September 05, 2009 01:33 am | Updated December 17, 2016 04:16 am IST

At a time of irreparable loss, the family of Y.S. Rajasekhara Reddy needs sympathy and support from the Congress party and the people of Andhra Pradesh. But what middle-level State leaders of the party have put on display in the hours following confirmation of the death of YSR is not emotional support but political feudalism, an unseemly display of calculated and self-serving fealty to the First Family of the State. Even before YSR got his hero’s burial, pre-emptive efforts were on to have his son Y.S. Jaganmohan Reddy accepted as the next Chief Minister, with more than 120 of the party’s 154 MLAs pressed into service as signatories to a petition backing this demand. India is no stranger to dynastic politics at the Centre and in several States, with the top jobs and privileges in certain parties reserved for family members, however inexperienced or unqualified they might be. YSR worked his way up the political ladder, first as an intrepid factional politician and then as a mass leader and strategist. His 36-year-old son, who until recently insisted that he was a businessman and not a politician, is a political novice with only the experience of managing a media organisation to back his case for heading the government. His formal entry into politics came during the 2009 Lok Sabha election, when he was elected from the Kadapa constituency. That however is of no concern to a support base that has prospered solely on the basis of allegiance to YSR and suddenly finds itself without its benefactor.

However, the campaign to anoint Mr. Jaganmohan Reddy as Chief Minister is not all about the feudal spirit. In the five years of YSR rule, some big business interests benefited hugely from concessions handed out in a corruption-ridden environment; these have figured in the documented allegations levelled by Opposition leader N. Chandrababu Naidu against the Congress government. What is clear is that vested interests that have wielded enormous influence in the State administration and have much to lose would like to see continuity in the ways of governance. In their eyes, Mr. Jaganmohan Reddy is the best bet to preserve the status quo; anyone else in the Chief Minister’s chair would mean taking a chance.

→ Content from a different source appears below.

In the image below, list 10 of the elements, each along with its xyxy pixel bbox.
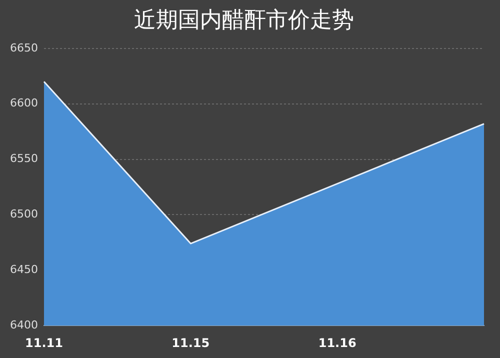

The Congress high command cannot be oblivious to these facts on the ground. Ironically, a party that has long been criticised for imposing Chief Ministers from above, ignoring the views of the legislature party and undermining the democratic process, may need to do so once more — in the democratic and development interests of South India’s largest State and to set a no-nonsense example. The question is: will it do it?